Our method corrects for underreporting of alcohol consumption in surveys (e.g., [13, 14]), which explains the higher estimate for the UK (2.1% in [2]; women: 3.2% and men: 7.8% in this study). The limitation of the available data is that the same risk for all people drinking at or above high-risk levels was used. As considerably higher risks for dementia were reported for people with AUD [19], our estimates should be interpreted cautiously as they are probably underestimates.

While we only estimated the contribution of alcohol for early-onset dementia, the employed risk estimates of the meta-analysis [2] included dementia diagnoses of older ages (mean age at follow-up or dementia onset is between 75 and 83 years in the three underlying studies: [51,52,53]).
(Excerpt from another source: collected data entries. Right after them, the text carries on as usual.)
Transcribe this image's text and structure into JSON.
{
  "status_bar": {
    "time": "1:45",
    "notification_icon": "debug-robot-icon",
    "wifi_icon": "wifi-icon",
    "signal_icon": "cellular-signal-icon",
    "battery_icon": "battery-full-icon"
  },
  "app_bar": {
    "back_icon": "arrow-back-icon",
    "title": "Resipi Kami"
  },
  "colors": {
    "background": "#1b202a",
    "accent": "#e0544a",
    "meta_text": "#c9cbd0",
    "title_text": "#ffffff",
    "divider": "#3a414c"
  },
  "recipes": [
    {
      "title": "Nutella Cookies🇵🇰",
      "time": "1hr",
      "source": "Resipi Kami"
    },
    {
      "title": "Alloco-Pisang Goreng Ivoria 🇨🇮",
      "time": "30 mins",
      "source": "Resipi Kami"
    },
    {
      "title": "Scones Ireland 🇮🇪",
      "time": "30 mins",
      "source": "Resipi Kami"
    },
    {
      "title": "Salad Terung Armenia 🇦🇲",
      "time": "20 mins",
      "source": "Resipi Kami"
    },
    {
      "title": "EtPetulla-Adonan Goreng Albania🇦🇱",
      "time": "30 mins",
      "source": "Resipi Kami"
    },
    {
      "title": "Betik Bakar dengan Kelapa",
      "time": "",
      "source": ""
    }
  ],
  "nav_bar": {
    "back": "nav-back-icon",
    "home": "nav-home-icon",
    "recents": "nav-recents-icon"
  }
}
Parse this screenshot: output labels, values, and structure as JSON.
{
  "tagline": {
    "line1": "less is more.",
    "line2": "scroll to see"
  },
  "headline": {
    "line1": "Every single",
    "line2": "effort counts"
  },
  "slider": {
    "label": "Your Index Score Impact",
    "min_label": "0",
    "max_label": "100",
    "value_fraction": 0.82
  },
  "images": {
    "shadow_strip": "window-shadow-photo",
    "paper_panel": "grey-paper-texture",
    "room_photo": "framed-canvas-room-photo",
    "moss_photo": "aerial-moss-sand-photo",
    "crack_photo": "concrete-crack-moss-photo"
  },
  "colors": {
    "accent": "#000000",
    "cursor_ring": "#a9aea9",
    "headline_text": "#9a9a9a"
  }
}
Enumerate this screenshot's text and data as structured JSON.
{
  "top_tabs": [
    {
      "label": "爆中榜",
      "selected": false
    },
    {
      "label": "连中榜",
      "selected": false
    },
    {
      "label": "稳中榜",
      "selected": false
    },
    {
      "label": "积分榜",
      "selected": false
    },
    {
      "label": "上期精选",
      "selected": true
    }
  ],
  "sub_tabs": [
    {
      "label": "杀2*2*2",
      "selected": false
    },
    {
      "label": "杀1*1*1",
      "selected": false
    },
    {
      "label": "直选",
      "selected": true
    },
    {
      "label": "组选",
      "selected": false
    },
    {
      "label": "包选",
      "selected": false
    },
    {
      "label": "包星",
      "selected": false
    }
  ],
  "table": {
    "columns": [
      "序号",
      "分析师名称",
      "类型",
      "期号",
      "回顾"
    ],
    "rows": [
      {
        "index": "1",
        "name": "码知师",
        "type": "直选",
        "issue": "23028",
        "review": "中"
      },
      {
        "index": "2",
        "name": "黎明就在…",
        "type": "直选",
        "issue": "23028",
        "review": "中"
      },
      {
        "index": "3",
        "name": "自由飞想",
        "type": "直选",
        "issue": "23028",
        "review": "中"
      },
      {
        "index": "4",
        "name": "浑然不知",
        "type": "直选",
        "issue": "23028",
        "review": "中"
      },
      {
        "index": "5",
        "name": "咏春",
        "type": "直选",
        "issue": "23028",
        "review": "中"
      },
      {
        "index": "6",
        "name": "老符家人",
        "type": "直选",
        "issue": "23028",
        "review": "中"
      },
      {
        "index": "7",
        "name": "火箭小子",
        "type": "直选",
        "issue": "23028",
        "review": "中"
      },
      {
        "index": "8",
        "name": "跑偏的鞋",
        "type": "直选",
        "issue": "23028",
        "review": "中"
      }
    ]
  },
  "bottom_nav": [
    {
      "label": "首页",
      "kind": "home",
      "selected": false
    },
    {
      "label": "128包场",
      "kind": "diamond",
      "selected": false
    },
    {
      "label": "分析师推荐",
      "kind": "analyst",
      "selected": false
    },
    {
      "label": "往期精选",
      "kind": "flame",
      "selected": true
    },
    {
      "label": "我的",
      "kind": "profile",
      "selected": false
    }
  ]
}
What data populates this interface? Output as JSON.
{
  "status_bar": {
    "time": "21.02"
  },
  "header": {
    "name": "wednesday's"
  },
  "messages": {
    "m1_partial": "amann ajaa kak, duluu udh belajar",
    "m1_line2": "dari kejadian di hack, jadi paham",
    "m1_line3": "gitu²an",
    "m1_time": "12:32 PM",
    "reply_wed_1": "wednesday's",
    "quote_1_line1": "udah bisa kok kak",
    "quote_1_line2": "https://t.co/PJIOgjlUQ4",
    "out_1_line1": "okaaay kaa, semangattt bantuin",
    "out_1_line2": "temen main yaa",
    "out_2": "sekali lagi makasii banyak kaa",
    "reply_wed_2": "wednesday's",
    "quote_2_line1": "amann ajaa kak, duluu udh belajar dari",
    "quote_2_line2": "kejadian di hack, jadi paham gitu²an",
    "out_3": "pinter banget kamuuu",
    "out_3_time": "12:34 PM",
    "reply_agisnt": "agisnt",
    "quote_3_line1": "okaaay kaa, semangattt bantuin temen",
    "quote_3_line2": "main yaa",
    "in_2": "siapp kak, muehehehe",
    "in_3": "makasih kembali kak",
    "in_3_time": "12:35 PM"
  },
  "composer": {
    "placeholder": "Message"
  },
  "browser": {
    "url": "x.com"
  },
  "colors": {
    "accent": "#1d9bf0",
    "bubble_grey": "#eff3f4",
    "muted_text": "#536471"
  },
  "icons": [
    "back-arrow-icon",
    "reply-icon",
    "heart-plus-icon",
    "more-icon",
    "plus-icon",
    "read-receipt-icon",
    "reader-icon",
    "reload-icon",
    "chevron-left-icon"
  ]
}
Importantly, in all three studies, alcohol consumption was measured during midlife (at around age 50). As the contribution of alcohol to dementia decreases with increased age [19, 52], these risk estimates may underestimate the contribution of alcohol for dementia that occurs before the age 65. Also, using a sex-unspecific risk estimate may also underestimate the effect of alcohol for women, which are known to experience higher levels of harm at the same level of alcohol consumption, when compared to men (for example, sex-specific risk functions for liver cirrhosis: [54]). Overall, we believe that the actual contribution of alcohol to early-onset dementia may be higher than estimated in this study, which followed a conservative approach.

One aspect that we were not able to account for in the assessment of alcohol-attributable dementia cases is the possibly mediating role of APOE4. Despite these limitations, we believe that the presented results are robust estimates for the contribution of alcohol to early onset of all-cause dementia.

The strongest conclusion of our systematic review is that further sex-specific research is needed on the link between alcohol use and dementia. This research should concentrate on early-onset dementia and distinguish between different types of dementia and between different forms of high-risk drinking including AUD. To correct for potential biases of subjective reporting, biomarkers may serve to measure longer-term exposure to high-risk alcohol use [55]. Future research should also assess the APOE4 genotype more systematically, given that two of the identified studies support its potential moderating role in the alcohol-dementia relationship, however, without considering sex [38, 42]. In the meantime, that is, before a more complex picture may emerge, the guidance of the Lancet Commission to limit alcohol use to less than 168 g of pure alcohol per week [2] should be applied in prevention for both sexes, and in treatment for dementia, alcohol use and history of alcohol use and AUD should be regularly assessed, together with other risk factors.